The environmental concern is that if it were discharged into a creek, it would suck in oxygen in order to break down the product. The anaerobic result means fish and other aquatic life could not survive in it, Parkhurst said.   

Parkhurst said the company wants to get rid of its waste in an environmentally responsible manner. Alpina uses about a half million to 1 million pounds of milk per week.  “One hundred percent of our acid whey goes into digesting,” Parkhurst said.

Effective and efficient use of resources, such as the biodigester, fits in with the firm’s culture, he said in a phone interview this week.

“It helps keep our carbon footprint low,” Parkhurst said.  He said being a good corporate neighbor that partners with and benefits the community “is paramount to the baseline philosophy of Alpina.

“We feel it’s part of a core responsibility.

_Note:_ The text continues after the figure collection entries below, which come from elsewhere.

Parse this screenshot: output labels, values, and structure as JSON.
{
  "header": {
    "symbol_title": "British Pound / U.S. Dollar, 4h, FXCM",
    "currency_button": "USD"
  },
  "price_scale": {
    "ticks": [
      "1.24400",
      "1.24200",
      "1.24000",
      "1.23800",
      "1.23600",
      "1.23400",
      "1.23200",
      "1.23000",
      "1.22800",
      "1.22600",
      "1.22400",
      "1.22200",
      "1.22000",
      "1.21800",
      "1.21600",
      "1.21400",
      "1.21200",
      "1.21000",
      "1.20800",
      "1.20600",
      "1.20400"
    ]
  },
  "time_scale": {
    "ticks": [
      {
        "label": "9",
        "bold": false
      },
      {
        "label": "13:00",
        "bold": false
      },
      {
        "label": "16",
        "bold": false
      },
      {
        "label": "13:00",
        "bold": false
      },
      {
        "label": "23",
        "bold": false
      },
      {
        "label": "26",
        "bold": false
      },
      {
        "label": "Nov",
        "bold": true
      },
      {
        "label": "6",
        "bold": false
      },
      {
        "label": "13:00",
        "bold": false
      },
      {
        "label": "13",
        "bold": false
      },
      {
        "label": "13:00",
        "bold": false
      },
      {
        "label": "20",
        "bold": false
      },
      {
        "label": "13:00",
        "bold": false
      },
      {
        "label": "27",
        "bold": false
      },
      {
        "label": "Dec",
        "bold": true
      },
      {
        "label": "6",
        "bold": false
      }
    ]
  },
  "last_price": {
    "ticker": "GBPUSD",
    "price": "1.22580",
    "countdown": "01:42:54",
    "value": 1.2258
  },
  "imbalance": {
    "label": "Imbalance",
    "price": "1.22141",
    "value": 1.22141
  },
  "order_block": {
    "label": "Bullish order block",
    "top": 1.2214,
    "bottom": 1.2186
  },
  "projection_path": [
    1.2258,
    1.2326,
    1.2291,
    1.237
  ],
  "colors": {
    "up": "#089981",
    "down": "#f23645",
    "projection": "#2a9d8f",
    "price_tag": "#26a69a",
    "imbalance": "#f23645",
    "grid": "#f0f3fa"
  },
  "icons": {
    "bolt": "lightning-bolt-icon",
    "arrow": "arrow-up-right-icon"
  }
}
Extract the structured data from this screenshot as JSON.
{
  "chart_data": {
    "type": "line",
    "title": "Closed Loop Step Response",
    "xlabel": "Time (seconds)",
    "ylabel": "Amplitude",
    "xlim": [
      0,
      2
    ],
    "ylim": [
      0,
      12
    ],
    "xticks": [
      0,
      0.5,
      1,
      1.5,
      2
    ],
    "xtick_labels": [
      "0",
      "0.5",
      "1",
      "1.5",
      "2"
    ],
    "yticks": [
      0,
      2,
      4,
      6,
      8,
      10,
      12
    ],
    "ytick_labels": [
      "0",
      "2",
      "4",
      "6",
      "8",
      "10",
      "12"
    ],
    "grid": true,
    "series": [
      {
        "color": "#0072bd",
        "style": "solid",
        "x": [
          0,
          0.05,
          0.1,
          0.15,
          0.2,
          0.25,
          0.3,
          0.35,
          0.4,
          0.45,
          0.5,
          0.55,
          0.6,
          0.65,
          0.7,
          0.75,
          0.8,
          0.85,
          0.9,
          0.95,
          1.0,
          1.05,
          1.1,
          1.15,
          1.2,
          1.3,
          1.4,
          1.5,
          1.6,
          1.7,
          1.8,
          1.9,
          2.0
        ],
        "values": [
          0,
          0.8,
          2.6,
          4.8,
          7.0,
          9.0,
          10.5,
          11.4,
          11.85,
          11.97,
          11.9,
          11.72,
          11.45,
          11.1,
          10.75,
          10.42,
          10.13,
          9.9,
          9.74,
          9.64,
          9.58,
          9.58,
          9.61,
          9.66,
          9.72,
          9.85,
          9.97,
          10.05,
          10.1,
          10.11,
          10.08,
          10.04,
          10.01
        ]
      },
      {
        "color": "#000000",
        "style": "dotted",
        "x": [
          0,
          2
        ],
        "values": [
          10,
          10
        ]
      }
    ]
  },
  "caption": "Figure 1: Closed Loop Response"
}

We treat it very seriously,” Parkhurst said. The industrial director said he’d like to see acid whey become a value-added product. “The challenge for us is the economics. We’d prefer to sell it,” he said.  Alpina is also working with Rochester Institute of Technology,  Cornell and New York state to explore other possible ways to use whey, Parkhurst said. “Right now, putting it back on the grid is an excellent opportunity,” he said.

CH4 Biogas spokeswoman Lauren Toretta said other dairy-related businesses send whey to the company’s Covington biodigester but Alpina is its largest customer. Methane gas is produced from the decomposition of the organic material.

There are two byproducts that remain after methane gas is produced. A solid fiber is used by farmers as livestock bedding and a liquid is spread on fields as fertilizer, Toretta said.  “So it’s a very environmental solution to handling waste,” she said.